Thursday, May 10, 2007
MUSIC: Review, Scriabin 2
It is dizzying to realise that it is almost 15 years to the day since Radio 3 last broadcast a live (ish) performance of Scriabin’s Symphony No 2, toured by the Philadelphia Orchestra under the baton of Riccardo Muti on the back of an EMI recording that remains probably its definitive essaying. But Scriabin does dizzy like few other composers.
The Second (1901) immediately prefigures Scriabin’s madness, his auto-deomorphism, in which an already luxuriant and virtuosic harmonic and melodic post-Wagnerian vocabulary went chromatically supernova. No.2. is the foundation for Scriabin’s chromatic ‘mystic chord’ which informs all his later pieces. You’d never guess from Vassily Sinaisky’s insensitive stumble through a work of fantastic eroticism that demands the listener savour every last drop of its gorgeousness, to lingeringly savour beauty as does Muti’s stupendous 1990 recording. What we got was less seduction than wham-bam. In Sinaisky’s hands, this sumptuous if flawed symphony – that fourth movement allegro will never work - resembled a rejected sketch by a fourth-rater like Steinberg or Kalinnikov.
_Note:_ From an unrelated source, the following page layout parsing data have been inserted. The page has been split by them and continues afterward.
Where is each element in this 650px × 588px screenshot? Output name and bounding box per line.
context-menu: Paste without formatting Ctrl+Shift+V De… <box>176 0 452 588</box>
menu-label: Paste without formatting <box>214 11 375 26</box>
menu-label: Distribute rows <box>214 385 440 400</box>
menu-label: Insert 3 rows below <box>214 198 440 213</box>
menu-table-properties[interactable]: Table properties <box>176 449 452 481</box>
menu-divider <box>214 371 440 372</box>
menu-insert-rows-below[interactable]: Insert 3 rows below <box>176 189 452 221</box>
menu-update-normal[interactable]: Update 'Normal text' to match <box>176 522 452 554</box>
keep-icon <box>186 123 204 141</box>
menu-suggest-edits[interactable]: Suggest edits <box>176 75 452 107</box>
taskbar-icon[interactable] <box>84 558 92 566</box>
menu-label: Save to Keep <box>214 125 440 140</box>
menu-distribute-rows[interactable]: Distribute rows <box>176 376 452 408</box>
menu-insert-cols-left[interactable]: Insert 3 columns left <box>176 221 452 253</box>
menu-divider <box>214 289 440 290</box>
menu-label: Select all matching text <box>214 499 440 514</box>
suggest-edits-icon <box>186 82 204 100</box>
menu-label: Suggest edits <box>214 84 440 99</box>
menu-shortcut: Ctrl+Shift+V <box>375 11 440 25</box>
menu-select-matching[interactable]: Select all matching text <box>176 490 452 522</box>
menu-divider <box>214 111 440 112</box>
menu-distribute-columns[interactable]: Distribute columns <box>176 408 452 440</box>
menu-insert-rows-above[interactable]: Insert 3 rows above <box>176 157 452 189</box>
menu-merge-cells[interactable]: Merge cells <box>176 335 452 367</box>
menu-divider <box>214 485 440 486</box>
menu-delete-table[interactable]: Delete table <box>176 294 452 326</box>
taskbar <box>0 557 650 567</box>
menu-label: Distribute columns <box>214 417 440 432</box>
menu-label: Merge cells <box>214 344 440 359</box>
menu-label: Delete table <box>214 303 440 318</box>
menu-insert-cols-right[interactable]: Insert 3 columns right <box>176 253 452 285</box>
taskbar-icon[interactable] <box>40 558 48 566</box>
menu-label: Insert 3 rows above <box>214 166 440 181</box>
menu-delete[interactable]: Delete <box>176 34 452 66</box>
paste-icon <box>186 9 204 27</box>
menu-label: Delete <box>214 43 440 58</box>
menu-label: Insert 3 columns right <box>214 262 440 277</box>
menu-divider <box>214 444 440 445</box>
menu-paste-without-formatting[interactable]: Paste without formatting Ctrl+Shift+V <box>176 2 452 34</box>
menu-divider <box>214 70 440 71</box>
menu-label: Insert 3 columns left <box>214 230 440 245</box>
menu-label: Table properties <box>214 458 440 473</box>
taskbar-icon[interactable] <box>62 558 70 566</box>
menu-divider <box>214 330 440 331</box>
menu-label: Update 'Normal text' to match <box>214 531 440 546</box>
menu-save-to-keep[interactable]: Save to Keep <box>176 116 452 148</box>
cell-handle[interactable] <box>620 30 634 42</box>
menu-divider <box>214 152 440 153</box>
Audible lack of belief in the music was ventriloquized by scrappy ensemble work in all departments; rarely does the appeal of the bar sound as vivid as it did in this awful, scurried-through travesty. Sinaisky, who has done irreproachably good things with Scriabin’s temporal and emotional contemporaries like Schreker, never had a handle on the architecture or tempi with which Muti and Eliahu Inbal drew out the full sensual scope of the work.
The slow movement, one of the most voluptuous symphonic statements ever made, never wallowed as it should; the march-like finale was so rushed one could hear Sinaisky’s embarrassment. Scriabin always hated it; but if a conductor programmes this big fat 45-minute pig-out, he should at least try and ignore the composer’s misplaced shame, and make of it what Scriabin thought was impossible; a bloody good symphony. Sinaisky didn’t.